Due Date: 09 March 2021

General Instructions

This page outlines the instructions for the first project. You should have a file project01.Rmd in your RStudio workspace where you can work on the project. I find that students prefer having a consistent format for the projects, so I will attempt to keep the format the same throughout the semester.

On the due-date, your group is responsible for completing three elements:

3. Giving a presentation based on your slide show. This should be 8-10 minutes in length. I suggest having one member drive the slides and the others rotate describing the results.

As described on the syllabus, the project will be graded as either Satisfactory or Unsatisfactory. I will provide additional feedback that you can address in the next project.

Specific Instructions

This project uses a collection of movies reviews from IMDb. This is a classic data set in machine learning. You can read more about the collection as a whole here. Each group will be assigned a slightly different subset of the corpus to explore; each subset considers the differences (or lack thereof) between different subsets of the corpus.

The goal of your project is to apply the methods we have developed so far to explore your corpus and understand what features distinguish the two categories you have been assigned. Here are some things you should consider addressing:

• How accurately can you classify the groups based on the text on the validation data?
• What terms most distinguish the groups? Are there any bigrams or skip grams that are particularly important? If you look at just verbs or adjectives does anything different pop up?
• Looking at negative example from your best model, do you find it easy to identify the correct class or not?
• If any of the most indicative terms seem surprising, apply KWiC to the data. Does that help explain why the term is predictive?
• Is there a difference in the parts of speech used between the groups?
• Create a confusion matrix and describe any patterns (interesting or not).

I recommend looking into most of these, but feel free to skip parts that seem less relevant to your question. Likewise, consider extending the questions if an interesting idea comes from your analysis.

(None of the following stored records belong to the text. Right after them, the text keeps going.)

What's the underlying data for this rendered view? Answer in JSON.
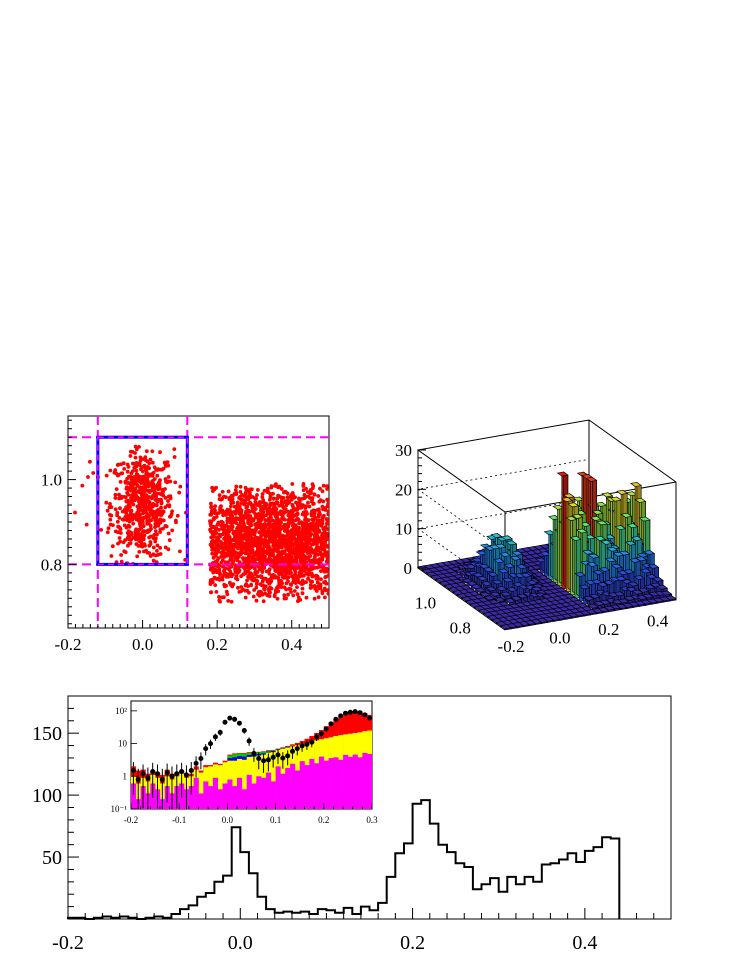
{
  "chart_data": [
    {
      "id": "scatter",
      "type": "scatter",
      "title": "",
      "xlabel": "",
      "ylabel": "",
      "xlim": [
        -0.2,
        0.5
      ],
      "ylim": [
        0.65,
        1.15
      ],
      "xticks": [
        "-0.2",
        "0.0",
        "0.2",
        "0.4"
      ],
      "yticks": [
        "0.8",
        "1.0"
      ],
      "cuts": {
        "x_lines": [
          -0.12,
          0.12
        ],
        "y_lines": [
          0.8,
          1.1
        ]
      },
      "selection_box": {
        "x": [
          -0.12,
          0.12
        ],
        "y": [
          0.8,
          1.1
        ]
      },
      "clusters": [
        {
          "cx": 0.0,
          "cy": 0.94,
          "sx": 0.042,
          "sy": 0.065,
          "x": [
            -0.12,
            0.12
          ],
          "y": [
            0.8,
            1.08
          ],
          "n": 620
        },
        {
          "cx": 0.36,
          "cy": 0.85,
          "sx": 0.16,
          "sy": 0.07,
          "x": [
            0.18,
            0.5
          ],
          "y": [
            0.71,
            0.99
          ],
          "n": 2100
        },
        {
          "cx": -0.17,
          "cy": 1.0,
          "sx": 0.02,
          "sy": 0.06,
          "x": [
            -0.2,
            -0.12
          ],
          "y": [
            0.85,
            1.08
          ],
          "n": 6
        }
      ],
      "colors": {
        "points": "#ff0000",
        "cuts": "#ff00ff",
        "box": "#0000ff"
      }
    },
    {
      "id": "lego3d",
      "type": "bar3d",
      "title": "",
      "xlim": [
        -0.2,
        0.5
      ],
      "ylim": [
        0.65,
        1.15
      ],
      "zlim": [
        0,
        30
      ],
      "zticks": [
        "0",
        "10",
        "20",
        "30"
      ],
      "xticks": [
        "-0.2",
        "0.0",
        "0.2",
        "0.4"
      ],
      "yticks": [
        "0.8",
        "1.0"
      ],
      "peaks": [
        {
          "x": 0.0,
          "y": 0.95,
          "height": 12
        },
        {
          "x": 0.27,
          "y": 0.88,
          "height": 25
        },
        {
          "x": 0.43,
          "y": 0.85,
          "height": 28
        }
      ]
    },
    {
      "id": "projection",
      "type": "histogram",
      "title": "",
      "xlabel": "",
      "ylabel": "",
      "xlim": [
        -0.2,
        0.5
      ],
      "ylim": [
        0,
        180
      ],
      "xticks": [
        "-0.2",
        "0.0",
        "0.2",
        "0.4"
      ],
      "yticks": [
        "50",
        "100",
        "150"
      ],
      "bin_width": 0.01,
      "values": [
        1,
        1,
        0,
        1,
        2,
        1,
        2,
        1,
        0,
        1,
        2,
        1,
        4,
        8,
        11,
        18,
        21,
        30,
        35,
        74,
        54,
        37,
        18,
        8,
        5,
        6,
        5,
        6,
        4,
        8,
        7,
        5,
        9,
        4,
        10,
        7,
        13,
        34,
        53,
        61,
        93,
        96,
        77,
        60,
        54,
        45,
        42,
        24,
        28,
        33,
        22,
        34,
        28,
        34,
        30,
        44,
        45,
        48,
        53,
        46,
        55,
        58,
        66,
        65
      ],
      "bin_start": -0.2
    },
    {
      "id": "inset",
      "type": "stacked_histogram_log",
      "xlim": [
        -0.2,
        0.3
      ],
      "ylim_log": [
        0.1,
        200
      ],
      "xticks": [
        "-0.2",
        "-0.1",
        "0.0",
        "0.1",
        "0.2",
        "0.3"
      ],
      "yticks": [
        "10⁻¹",
        "1",
        "10",
        "10²"
      ],
      "bin_start": -0.2,
      "bin_width": 0.01,
      "magenta": [
        0.6,
        0.2,
        0.5,
        0.3,
        0.6,
        0.4,
        0.2,
        0.5,
        0.3,
        0.5,
        0.6,
        0.4,
        0.5,
        0.9,
        0.3,
        0.7,
        0.5,
        0.9,
        0.4,
        0.6,
        0.8,
        0.5,
        0.9,
        0.4,
        1.1,
        0.6,
        1.0,
        0.9,
        1.3,
        0.7,
        2.0,
        1.2,
        1.8,
        2.4,
        1.5,
        2.9,
        2.2,
        3.4,
        2.5,
        4.0,
        3.0,
        3.6,
        3.8,
        3.2,
        4.5,
        3.9,
        4.6,
        3.8,
        5.2,
        4.8
      ],
      "yellow": [
        1.0,
        0.6,
        0.9,
        0.7,
        1.1,
        0.9,
        0.6,
        1.0,
        0.8,
        1.0,
        1.2,
        0.9,
        1.0,
        1.6,
        1.3,
        1.9,
        2.0,
        2.3,
        2.2,
        2.7,
        3.0,
        3.0,
        3.4,
        3.2,
        3.9,
        4.0,
        4.3,
        4.6,
        5.3,
        5.5,
        6.3,
        6.9,
        7.5,
        8.2,
        8.9,
        9.8,
        10.5,
        11.5,
        12.5,
        13.5,
        14.5,
        15.5,
        17,
        18,
        19,
        20,
        21,
        22,
        24,
        25
      ],
      "blue": [
        1.0,
        0.6,
        0.9,
        0.7,
        1.1,
        0.9,
        0.6,
        1.0,
        0.8,
        1.0,
        1.2,
        0.9,
        1.0,
        1.6,
        1.3,
        1.9,
        2.0,
        2.3,
        2.2,
        2.7,
        3.6,
        3.8,
        4.1,
        4.0,
        4.5,
        4.5,
        4.8,
        5.0,
        5.7,
        5.9,
        6.5,
        7.1,
        7.7,
        8.4,
        9.0,
        9.9,
        10.6,
        11.6,
        12.6,
        13.6,
        14.6,
        15.6,
        17,
        18,
        19,
        20,
        21,
        22,
        24,
        25
      ],
      "green": [
        1.0,
        0.6,
        0.9,
        0.7,
        1.1,
        0.9,
        0.6,
        1.0,
        0.8,
        1.0,
        1.2,
        0.9,
        1.0,
        1.6,
        1.3,
        1.9,
        2.0,
        2.3,
        2.2,
        2.7,
        4.3,
        4.7,
        5.0,
        4.8,
        5.2,
        5.1,
        5.4,
        5.5,
        6.1,
        6.2,
        6.7,
        7.3,
        7.9,
        8.6,
        9.1,
        10,
        10.7,
        11.7,
        12.7,
        13.7,
        14.7,
        15.7,
        17,
        18,
        19,
        20,
        21,
        22,
        24,
        25
      ],
      "red": [
        2.0,
        1.5,
        1.6,
        1.2,
        1.5,
        1.3,
        1.1,
        1.6,
        1.2,
        1.3,
        1.5,
        1.2,
        1.2,
        2.0,
        1.5,
        2.2,
        2.2,
        2.6,
        2.4,
        3.0,
        4.6,
        5.0,
        5.2,
        5.1,
        5.5,
        5.3,
        5.6,
        5.8,
        6.3,
        6.4,
        7.0,
        7.7,
        8.5,
        9.5,
        10.5,
        12,
        14,
        17,
        21,
        26,
        34,
        44,
        58,
        72,
        85,
        95,
        100,
        95,
        85,
        75
      ],
      "data": [
        1.5,
        0.8,
        1.2,
        0.9,
        1.4,
        1.2,
        0.8,
        1.3,
        1.0,
        1.2,
        1.4,
        1.1,
        1.5,
        2.5,
        3.5,
        7,
        10,
        16,
        22,
        45,
        60,
        55,
        42,
        25,
        12,
        5,
        3.5,
        3,
        3.2,
        3.8,
        4.5,
        3.6,
        4.2,
        5.8,
        7,
        8.5,
        9.5,
        11,
        16,
        20,
        28,
        40,
        55,
        70,
        85,
        90,
        95,
        88,
        75,
        60
      ],
      "colors": {
        "magenta": "#ff00ff",
        "yellow": "#ffff00",
        "blue": "#0000ff",
        "green": "#00cc00",
        "red": "#ff0000",
        "data": "#000000"
      }
    }
  ]
}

You will find that most (perhaps all) of the results you want to show are tables and example reviews. Getting these into a slide show can be a bit annoying. Some approaches include: (1) highlight and copy texts from the clipboard, (2) screen shots of small tables or (3) save the table as a csv file, read into Excel or Googe Sheets, and paste as a table from there.

Groups

Each group has a slightly different part of the corpus and a different prediction task. The full corpus contains reviews with 1-4 or 7-10 stars. You should be able to download your data set from within the project01.Rmd file.

Group 1: imdb_neg_extreme Compare reviews of 1 star to those with 4.

Group 2: imdb_pos_extreme Compare reviews of 7 stars to those with 10.

Group 3: imdb_polarity_extreme Compare the 1 and 10 star reviews.

Group 4: imdb_polarity_mod Compare the 4 and 7 star reviews.

Group 5: imdb_vs_extreme Compare the extreme (1/10) reviews to the moderate (4/7) ones.

Group 6: imdb_cats_neg Do a multiclass comparison of the 4 different negative scores.

Group 7: imdb_cats_pos Do a multiclass comparison of the 4 different positive scores.

Group 8: imdb_cats_all Do a multiclass comparison of all 8 categories.

Notes

While working through the project, I typically find that many groups ask for help writing the same bits of code. Any notes that I want to share about how to do specific tasks will be added here as we work through the project.